LIMA: LA CIUDAD DE LOS INVISIBLES
Texto y foto: Albino Ruiz Lazo (*)
Con pasos fantasmales, los ojos fijos sobre la tierra deslizándose bajos sus pies, ellos empiezan a descender desde la cumbre de los cerros que bordean la ciudad de Lima, atravesando la densa bruma de la madrugada que difumina siluetas y distancias, para llegar a un punto donde subir a uno de las millares de moto taxis que raudos los llevan kilómetros más abajo, hasta un paradero de los buses que atraviesan la ciudad, diseminando a los invisibles habitantes de la periferia, en barrios bien constituidos donde se ganan la vida en desconocidos oficios.
En el curso de mi investigación sobre el surgimiento de un nuevo tipo de consumidor, los encuentro, inventando modos de tener trabajo propio en ingeniosos servicios, microscópicas industrias o comercios paralegítimos que expenden por igual lo legítimo y lo pirata. Los más afortunados, un empleo temporal o convertirse en proveedores sin nombre del comercio global, que les permite conseguir una tarjeta de crédito para consumo en los supermercados de capital internacional y bancario, que han empezado a florecer en la periferia de la ciudad de Lima, al descubrir hace poco, la excelente oportunidad de hacer negocios vendiéndoles los millones de kilos de alimentos que diariamente se consume en una ciudad de 8 millones de habitantes, donde dos tercios de su población habita la periferia pobre.
Los millones de migrantes llegados del interior del país, que se han volcado en décadas recientes sobre la periferia de las ciudades, en su huida de una pobreza mayor a la de las precarias viviendas en las alturas de las grandes ciudades del Perú, sin agua potable, desagüe ni vías de acceso, constituyen la inmensa masa de pobladores periurbanos que viene gastando con especial tenacidad, todo el dinero que les es posible, primero en largos, enredados, costosos trámites y luego en obras de habilitación urbana para conectarse a las redes de agua y desagüe porque al conseguirlo, recién empieza a cambiar su vida. La vivienda adquiere la condición urbana y ellos pasan de invisibles habitantes al margen de la ciudad, a la condición de consumidores calificados para acceder a nuevos servicios y crédito. Aún en los inicios del siglo XXI, ellos no sabían decir si eran de origen campesino o indígena. Campesinos e indígenas han sido socialmente lo último del Perú, por la persistencia de un rancio racismo no declarado, excluyéndolos de la condición de ciudadanos.

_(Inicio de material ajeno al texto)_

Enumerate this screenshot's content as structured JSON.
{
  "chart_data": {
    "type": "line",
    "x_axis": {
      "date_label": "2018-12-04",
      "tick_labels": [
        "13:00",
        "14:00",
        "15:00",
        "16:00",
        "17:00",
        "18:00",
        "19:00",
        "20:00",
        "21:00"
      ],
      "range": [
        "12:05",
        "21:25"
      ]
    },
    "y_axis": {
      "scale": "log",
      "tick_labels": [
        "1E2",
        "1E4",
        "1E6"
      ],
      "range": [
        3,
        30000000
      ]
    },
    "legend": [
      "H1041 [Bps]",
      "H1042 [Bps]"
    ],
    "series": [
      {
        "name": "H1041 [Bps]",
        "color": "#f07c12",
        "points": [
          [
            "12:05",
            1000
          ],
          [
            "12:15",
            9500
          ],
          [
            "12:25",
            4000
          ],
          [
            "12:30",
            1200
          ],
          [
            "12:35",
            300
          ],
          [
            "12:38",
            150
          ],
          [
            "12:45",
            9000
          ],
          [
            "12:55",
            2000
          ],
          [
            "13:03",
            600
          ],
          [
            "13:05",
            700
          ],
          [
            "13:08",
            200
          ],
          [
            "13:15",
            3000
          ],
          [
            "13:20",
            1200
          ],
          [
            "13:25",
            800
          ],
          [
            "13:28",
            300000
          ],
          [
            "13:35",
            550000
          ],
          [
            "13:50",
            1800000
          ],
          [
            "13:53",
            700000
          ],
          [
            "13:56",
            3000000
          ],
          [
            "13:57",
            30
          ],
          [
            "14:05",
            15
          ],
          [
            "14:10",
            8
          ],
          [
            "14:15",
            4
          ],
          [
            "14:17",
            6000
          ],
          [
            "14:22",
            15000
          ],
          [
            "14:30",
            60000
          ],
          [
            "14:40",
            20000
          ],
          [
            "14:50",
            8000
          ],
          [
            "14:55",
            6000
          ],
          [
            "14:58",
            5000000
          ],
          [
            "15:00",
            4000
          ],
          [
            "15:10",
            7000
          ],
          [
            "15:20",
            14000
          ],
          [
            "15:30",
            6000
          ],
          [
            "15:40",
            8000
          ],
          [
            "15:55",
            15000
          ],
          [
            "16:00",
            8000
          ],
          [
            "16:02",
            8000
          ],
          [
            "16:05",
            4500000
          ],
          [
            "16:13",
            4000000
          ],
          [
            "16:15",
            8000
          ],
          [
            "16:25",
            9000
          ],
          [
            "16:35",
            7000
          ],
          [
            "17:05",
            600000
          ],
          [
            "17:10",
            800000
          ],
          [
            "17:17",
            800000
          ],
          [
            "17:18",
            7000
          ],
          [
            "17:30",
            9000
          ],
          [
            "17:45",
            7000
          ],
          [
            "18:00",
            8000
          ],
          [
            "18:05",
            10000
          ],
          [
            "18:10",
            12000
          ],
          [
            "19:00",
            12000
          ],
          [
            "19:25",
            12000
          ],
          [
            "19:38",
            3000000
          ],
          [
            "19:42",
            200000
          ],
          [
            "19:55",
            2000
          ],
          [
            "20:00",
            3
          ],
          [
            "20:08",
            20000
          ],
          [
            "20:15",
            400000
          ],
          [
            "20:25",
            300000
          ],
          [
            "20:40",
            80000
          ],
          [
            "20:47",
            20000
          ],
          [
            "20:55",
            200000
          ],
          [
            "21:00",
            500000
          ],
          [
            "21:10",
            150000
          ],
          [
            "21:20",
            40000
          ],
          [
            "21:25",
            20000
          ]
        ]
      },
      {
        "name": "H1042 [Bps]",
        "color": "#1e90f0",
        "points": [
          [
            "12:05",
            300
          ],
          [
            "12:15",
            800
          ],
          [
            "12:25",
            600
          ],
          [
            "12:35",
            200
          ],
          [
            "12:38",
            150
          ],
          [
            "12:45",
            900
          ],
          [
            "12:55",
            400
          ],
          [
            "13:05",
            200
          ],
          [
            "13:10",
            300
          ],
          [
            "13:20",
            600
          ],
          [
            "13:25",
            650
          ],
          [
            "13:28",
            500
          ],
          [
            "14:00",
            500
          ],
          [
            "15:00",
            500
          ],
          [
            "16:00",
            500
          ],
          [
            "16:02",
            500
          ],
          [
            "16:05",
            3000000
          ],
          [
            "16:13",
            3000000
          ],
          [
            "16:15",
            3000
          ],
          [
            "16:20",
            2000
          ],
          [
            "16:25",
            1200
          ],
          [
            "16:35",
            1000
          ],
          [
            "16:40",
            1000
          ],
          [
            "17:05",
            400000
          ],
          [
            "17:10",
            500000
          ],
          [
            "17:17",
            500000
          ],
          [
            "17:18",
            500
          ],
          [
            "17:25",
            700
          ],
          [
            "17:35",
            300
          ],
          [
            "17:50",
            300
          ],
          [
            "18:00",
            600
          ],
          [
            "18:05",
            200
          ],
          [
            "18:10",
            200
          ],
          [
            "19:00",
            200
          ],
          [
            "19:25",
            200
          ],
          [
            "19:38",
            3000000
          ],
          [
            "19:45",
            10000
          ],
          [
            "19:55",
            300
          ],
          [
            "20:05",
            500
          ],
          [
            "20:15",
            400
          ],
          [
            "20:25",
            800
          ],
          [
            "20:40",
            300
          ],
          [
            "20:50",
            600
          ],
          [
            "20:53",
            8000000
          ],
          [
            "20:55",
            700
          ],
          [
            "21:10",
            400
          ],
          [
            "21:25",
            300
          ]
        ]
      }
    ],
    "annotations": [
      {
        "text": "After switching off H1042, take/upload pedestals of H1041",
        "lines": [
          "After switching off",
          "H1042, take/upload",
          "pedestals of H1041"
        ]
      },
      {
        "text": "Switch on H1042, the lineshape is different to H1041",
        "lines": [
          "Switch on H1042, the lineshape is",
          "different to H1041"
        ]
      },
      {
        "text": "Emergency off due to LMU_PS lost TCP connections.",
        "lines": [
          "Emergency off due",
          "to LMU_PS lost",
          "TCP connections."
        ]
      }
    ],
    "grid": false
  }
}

Esta es la ruta que seguido el esplendor de Lima donde hoy, una reciente fuente de agua lanzando bramitantes chorros a las alturas es un espectáculo masivo pagado; los antiguos barrios han empezado a crecer horizontalmente y la principal aspiración de la población es que todos tengan oportunidades por igual. Llegué a Lima en mi infancia, como inmigrante de un minúsculo pueblo en los Andes, he sentido los cambios en ella, tras largas ausencias, ninguno como los que se experimenta en los últimos años en los que parece surgir desde la vastedad de los invisibles migrantes de ayer, las formas de un nuevo grupo social, como el cuerpo creciente de un gigantesco ser, mudando de piel en plena metamorfosis, a los que las sofisticaciones del marketing han dado en llamar los emergentes. Aquellos que han conseguido transformar barrios de miseria, construyendo su propia versión de modernidad. Impetuosos, desafiantes, hedonistas, les importa muy poco la política, ya no tienen pasos los inciertos pasos al bajar desde rijosas alturas, tampoco creen en el Estado de derecho ni le piden nada al gobierno, pero no encuentran aún la ruta para vencer la sensación de vació que les produce el desencuentro con el feroz racismo de una ciudad que sigue sintiéndose el dominio de la “cholostocracia”– los cholos con pretensión de aristócratas- que cuando no los ignora, los reconoce apenas como vulgares consumidores sin parte en su esplendor. Qué importa, mas tarde o mas temprano la tenacidad de los invisibles transformará todo.